As drastic as California’s fire season has been so far, it is still weeks away from its peak, when the Santa Ana and Diablo winds start to blow from the east. As summer weather patterns give way to fall, large high-pressure systems typically build over the Great Basin of Nevada and Utah, sending winds rushing from the east to low-pressure systems that often develop off the Pacific coast.
These winds dry out and heat up as they cross California’s mountain ranges, allowing them to fan any sparks they catch into major fires. Four of the state’s five most destructive fires occurred in October and November.
The danger often doesn’t pass until winter rain and snow squelch the flames. But the possibility of another La Nina event this fall and winter, the second in as many years, could bring California another dry winter.

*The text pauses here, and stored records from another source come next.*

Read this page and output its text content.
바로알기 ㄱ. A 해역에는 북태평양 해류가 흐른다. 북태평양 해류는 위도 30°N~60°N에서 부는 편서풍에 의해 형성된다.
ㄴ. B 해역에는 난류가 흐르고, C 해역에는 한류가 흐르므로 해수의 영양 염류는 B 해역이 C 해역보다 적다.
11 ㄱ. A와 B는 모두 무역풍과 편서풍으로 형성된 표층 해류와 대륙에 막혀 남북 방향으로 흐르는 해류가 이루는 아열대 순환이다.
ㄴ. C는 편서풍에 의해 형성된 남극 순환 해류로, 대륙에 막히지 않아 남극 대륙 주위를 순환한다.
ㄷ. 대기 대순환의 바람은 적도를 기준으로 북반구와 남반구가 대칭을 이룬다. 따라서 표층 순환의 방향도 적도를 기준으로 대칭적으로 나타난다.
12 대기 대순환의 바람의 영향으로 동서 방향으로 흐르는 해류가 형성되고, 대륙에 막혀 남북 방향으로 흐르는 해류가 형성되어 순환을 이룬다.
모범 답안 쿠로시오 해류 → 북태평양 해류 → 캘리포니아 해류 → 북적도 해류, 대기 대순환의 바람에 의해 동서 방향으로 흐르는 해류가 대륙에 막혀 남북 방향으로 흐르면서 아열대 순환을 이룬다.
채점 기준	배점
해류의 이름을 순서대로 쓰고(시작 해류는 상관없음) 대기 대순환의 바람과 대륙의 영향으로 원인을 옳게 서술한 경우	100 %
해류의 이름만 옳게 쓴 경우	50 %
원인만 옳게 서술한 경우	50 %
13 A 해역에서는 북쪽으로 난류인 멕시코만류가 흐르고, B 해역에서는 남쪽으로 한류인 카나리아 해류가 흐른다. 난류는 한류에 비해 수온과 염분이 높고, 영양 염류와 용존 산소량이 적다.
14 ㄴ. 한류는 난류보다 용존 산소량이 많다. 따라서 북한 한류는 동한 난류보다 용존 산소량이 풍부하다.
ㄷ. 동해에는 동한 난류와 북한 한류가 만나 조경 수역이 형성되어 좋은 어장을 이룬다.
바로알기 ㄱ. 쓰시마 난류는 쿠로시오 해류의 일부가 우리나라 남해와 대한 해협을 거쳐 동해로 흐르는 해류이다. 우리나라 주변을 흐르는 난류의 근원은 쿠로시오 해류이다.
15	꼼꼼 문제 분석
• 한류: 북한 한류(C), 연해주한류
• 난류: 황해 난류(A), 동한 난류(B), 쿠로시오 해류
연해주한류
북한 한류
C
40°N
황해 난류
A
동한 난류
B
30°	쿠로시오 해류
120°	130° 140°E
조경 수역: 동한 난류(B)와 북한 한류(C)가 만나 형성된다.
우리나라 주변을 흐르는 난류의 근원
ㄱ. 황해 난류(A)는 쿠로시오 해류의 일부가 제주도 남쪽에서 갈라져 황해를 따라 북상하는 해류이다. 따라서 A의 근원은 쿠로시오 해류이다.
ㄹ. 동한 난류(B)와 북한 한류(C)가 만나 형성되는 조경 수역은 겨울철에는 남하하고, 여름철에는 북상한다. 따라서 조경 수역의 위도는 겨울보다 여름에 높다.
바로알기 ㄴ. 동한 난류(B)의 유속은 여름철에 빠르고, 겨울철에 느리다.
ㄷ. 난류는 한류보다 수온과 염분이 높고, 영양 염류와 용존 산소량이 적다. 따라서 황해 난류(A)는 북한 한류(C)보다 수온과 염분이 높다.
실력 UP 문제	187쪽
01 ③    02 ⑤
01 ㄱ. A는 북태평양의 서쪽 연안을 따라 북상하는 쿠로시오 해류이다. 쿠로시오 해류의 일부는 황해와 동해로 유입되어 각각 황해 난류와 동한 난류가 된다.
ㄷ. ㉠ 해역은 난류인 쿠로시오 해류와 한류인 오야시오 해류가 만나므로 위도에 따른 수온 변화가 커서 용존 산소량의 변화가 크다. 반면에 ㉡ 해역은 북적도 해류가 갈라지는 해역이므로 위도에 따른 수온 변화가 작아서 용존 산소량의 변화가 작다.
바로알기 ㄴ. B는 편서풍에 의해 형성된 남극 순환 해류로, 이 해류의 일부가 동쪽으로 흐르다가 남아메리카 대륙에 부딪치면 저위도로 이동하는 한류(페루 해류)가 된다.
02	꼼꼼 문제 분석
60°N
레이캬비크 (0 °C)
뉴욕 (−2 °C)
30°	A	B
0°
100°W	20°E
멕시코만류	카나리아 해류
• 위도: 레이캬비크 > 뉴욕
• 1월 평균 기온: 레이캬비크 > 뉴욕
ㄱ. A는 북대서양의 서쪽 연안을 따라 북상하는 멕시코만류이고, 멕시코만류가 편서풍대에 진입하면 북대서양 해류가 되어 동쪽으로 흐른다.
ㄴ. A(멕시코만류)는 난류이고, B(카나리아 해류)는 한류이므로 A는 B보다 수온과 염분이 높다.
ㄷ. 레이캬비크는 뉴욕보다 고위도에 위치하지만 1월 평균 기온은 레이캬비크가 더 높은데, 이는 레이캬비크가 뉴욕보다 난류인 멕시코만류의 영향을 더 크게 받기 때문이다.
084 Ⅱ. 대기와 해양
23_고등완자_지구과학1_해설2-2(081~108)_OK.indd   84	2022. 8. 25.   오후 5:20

Temperatures will linger in the 90s Fahrenheit through the rest of the week in the Sacramento area, said Emily Heller, a meteorologist with the National Weather Service in Sacramento. Air quality alerts due to smoke pollution have spread across the West, including through California’s Central Valley and covering almost all of Idaho and Wyoming. Smoke can even make it harder to fight the blazes that are burning, by limiting the ability of aircraft to drop flame retardant.
State officials urged residents to pay attention to the speed with which fires are spreading and be ready to evacuate if needed.
“Remember every acre in California can and will burn some day,” Porter said. “Just make sure that you’re ready when it does.”